Image: Brijesh Patel
April 11 2011
Anyone who says the book is dead knows nothing of The London Book Fair (which starts today) and the neurotic frenzy of anticipation and desire that attends it. Certainly, conventional publishing is getting a very thorough shake-down: its cloacal drains cleared after years of nasty blockage. Amazing, really, that such a quaintly fragmented trade endured unreformed for so long. There was a Darwinian hierarchy of authors, agents, editors, PRs, reps and booksellers, each with his own idea of what a book might be and with his own survival to defend. It was an expensive and wasteful process, made yet more ridiculous by trucking heavy boxes of middlebrow junk up the motorways of Britain.
But because of, not despite, a revolution, the printed book is about to enjoy a renaissance. True, e-readers will make middlebrow junk irrelevant, but e-reading is an unsatisfactory experience. E-reading is the equivalent of taking wine by intravenous injection: you get a debased general effect, but subtleties such as colour, taste, smell, packaging are lost. E-readers have a drably levelling effect on content. And besides, the printed book is still the most adaptable, modular, interactive data retrieval system yet devised. You can even store them to good decorative effect in places called libraries. My guess is that we are going to see more of these in the future.
Evidence from the US suggests that while the conventional bookshop is not to be resuscitated, sales of quality books in specialist fashion and furniture stores are booming. The book renaissance demands excellent design and production combined with imaginative and intelligent distribution. In a thrilling acknowledgement that the public is not moronic, there’s compelling evidence that people will pay for quality: Heston Blumenthal costs £100 and they cannot print enough. This might be expensive as a book, but as an ornament to existence it’s a steal.
Last month’s Pick Me Up event at Somerset House in London showed the way publishing is fast changing: this was a thronged riot of the energetic new generation of artisan printers and print-makers who have set up shops all over Shoreditch and Hackney, making the weary “executives” of old-school publishing look the plonkers they are.
I have an inside line here as my own son is of their number.

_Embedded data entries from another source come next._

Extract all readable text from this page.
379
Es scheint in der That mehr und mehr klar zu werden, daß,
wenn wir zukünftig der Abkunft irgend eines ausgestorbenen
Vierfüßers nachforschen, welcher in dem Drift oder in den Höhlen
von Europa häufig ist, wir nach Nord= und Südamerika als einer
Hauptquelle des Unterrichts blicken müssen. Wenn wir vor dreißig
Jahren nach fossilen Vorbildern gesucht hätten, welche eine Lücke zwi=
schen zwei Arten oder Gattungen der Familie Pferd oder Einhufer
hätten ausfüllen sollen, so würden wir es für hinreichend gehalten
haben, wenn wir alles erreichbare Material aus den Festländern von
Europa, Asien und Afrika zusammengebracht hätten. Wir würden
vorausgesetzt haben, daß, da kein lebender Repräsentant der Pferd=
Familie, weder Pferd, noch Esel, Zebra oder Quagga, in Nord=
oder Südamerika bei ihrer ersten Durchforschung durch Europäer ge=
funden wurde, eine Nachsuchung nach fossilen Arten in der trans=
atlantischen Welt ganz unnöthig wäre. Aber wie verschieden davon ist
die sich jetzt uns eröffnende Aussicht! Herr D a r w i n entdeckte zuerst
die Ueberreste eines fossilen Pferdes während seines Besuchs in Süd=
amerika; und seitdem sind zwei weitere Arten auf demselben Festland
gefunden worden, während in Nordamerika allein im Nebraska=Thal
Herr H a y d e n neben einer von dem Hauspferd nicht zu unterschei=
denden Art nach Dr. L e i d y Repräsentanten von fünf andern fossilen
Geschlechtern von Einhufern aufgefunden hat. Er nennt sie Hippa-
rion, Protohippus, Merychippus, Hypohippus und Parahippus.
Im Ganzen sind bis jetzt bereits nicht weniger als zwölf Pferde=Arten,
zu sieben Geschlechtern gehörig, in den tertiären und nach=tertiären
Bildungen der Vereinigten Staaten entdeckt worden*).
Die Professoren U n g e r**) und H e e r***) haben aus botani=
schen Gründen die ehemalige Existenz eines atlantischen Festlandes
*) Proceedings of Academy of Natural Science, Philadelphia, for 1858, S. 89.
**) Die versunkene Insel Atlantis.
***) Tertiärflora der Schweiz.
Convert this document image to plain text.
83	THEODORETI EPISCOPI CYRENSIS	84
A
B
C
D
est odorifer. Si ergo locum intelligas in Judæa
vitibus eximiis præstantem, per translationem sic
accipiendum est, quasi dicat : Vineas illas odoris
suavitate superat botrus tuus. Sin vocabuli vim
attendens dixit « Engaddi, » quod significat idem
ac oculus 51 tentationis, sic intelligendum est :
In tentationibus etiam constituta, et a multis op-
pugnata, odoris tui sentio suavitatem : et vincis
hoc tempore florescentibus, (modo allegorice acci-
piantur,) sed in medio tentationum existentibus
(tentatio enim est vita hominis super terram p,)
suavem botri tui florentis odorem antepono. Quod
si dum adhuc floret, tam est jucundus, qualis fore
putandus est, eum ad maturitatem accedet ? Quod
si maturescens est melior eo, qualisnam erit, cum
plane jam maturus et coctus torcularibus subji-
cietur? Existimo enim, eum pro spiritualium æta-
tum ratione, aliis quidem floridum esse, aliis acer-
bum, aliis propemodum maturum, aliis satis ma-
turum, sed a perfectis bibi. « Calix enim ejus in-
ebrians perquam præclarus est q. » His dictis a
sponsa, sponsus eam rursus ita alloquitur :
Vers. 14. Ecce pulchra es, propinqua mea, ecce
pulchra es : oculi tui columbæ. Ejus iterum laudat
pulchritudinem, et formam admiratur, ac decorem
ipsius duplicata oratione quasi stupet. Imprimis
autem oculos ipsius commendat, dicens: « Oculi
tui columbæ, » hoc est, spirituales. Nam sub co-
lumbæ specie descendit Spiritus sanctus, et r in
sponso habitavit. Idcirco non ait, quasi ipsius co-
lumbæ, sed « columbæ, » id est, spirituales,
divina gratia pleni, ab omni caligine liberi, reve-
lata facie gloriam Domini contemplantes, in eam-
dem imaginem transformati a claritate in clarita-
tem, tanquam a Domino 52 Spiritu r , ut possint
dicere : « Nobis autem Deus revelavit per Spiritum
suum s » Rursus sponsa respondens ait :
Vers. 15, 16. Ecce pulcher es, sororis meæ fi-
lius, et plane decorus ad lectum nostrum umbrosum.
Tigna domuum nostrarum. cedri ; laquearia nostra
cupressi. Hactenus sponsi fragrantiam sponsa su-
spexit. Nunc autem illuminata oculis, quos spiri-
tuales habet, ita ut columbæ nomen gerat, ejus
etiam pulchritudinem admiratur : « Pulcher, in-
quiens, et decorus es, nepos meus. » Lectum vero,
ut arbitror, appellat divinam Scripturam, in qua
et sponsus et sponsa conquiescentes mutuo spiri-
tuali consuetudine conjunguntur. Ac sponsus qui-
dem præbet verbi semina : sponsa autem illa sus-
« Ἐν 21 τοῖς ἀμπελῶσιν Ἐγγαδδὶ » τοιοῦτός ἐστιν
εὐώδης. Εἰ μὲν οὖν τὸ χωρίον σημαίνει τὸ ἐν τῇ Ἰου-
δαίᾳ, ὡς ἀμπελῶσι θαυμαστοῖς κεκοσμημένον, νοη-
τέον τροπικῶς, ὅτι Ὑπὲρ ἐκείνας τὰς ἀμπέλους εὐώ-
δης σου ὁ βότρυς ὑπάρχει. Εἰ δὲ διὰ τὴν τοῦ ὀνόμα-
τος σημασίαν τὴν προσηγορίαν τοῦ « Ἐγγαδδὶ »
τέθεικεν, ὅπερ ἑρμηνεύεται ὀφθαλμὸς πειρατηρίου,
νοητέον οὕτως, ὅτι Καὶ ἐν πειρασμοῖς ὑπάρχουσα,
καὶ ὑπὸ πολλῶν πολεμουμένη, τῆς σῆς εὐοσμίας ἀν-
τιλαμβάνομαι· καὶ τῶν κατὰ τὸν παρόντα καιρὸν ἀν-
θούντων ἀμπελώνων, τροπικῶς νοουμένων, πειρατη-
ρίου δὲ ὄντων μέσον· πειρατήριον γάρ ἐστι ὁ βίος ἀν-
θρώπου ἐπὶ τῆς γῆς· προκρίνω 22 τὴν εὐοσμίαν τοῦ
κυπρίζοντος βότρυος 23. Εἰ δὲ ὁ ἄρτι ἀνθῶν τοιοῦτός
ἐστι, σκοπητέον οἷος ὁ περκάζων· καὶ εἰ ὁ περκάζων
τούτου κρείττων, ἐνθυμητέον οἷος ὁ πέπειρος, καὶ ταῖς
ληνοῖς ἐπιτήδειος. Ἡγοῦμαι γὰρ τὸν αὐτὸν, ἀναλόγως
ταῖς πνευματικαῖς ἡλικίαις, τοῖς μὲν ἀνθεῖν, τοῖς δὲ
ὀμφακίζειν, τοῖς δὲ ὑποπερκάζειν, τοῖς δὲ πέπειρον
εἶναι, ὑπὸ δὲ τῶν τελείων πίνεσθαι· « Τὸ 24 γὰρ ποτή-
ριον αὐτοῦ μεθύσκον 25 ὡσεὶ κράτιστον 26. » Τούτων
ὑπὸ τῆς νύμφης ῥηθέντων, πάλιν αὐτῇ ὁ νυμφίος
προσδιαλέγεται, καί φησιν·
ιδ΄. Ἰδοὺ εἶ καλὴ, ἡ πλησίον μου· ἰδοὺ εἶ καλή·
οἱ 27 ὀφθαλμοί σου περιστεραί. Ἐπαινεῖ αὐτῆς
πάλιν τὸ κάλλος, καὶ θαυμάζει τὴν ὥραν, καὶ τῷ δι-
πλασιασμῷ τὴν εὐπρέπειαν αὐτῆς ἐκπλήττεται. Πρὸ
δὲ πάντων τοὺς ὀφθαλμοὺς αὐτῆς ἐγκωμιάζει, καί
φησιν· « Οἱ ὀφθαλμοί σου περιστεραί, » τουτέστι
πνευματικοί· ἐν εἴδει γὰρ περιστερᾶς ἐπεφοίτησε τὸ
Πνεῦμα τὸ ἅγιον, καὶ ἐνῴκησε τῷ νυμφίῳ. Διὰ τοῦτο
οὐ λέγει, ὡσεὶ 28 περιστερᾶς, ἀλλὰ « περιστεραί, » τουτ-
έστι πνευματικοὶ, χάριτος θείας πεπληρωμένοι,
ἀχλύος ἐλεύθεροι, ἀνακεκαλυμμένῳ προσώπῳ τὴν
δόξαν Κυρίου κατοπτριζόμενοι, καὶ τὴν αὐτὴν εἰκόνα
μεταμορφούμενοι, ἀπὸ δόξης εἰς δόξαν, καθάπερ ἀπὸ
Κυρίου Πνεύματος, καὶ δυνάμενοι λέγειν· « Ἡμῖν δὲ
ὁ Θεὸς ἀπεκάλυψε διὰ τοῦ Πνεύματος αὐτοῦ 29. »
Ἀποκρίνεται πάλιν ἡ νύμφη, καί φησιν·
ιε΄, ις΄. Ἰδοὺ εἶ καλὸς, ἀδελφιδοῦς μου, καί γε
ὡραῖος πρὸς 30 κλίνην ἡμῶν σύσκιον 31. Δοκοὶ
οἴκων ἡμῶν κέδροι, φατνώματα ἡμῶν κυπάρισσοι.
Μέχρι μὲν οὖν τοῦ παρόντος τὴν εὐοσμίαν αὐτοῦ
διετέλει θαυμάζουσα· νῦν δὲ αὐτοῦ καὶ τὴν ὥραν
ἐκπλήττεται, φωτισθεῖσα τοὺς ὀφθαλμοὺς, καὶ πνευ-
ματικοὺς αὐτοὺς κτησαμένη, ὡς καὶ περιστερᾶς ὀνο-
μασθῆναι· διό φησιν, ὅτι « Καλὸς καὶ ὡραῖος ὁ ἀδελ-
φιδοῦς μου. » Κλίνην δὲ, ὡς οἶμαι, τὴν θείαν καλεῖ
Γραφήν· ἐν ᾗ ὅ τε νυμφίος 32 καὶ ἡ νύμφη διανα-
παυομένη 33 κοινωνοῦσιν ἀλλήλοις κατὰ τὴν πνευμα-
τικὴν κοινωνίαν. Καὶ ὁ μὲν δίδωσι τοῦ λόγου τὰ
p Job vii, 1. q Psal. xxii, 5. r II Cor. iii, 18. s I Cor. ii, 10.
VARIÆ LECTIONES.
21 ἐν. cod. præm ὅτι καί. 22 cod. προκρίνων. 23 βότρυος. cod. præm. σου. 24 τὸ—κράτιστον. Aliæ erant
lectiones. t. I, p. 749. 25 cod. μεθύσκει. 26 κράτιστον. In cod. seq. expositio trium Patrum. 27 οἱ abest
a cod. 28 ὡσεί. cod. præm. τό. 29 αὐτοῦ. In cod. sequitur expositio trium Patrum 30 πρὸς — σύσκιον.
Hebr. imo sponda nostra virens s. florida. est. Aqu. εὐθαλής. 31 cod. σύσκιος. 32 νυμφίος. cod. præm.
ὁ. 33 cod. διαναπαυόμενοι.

He works as a very busy editor in a very 24/7, cross-platform, multi-channel, international media business. But he also has an interest in an East End business called Ditto which blurs distinctions between printer, editor and publisher. Soon Ditto will publish Duncan Fallowell’s How to Disappear: brilliantly written, uncategorisable, beautifully designed, precious and desirable. See it, touch it and you will want it. I promised myself I would plug the book of the future in an electronic blog, and there, I have done it.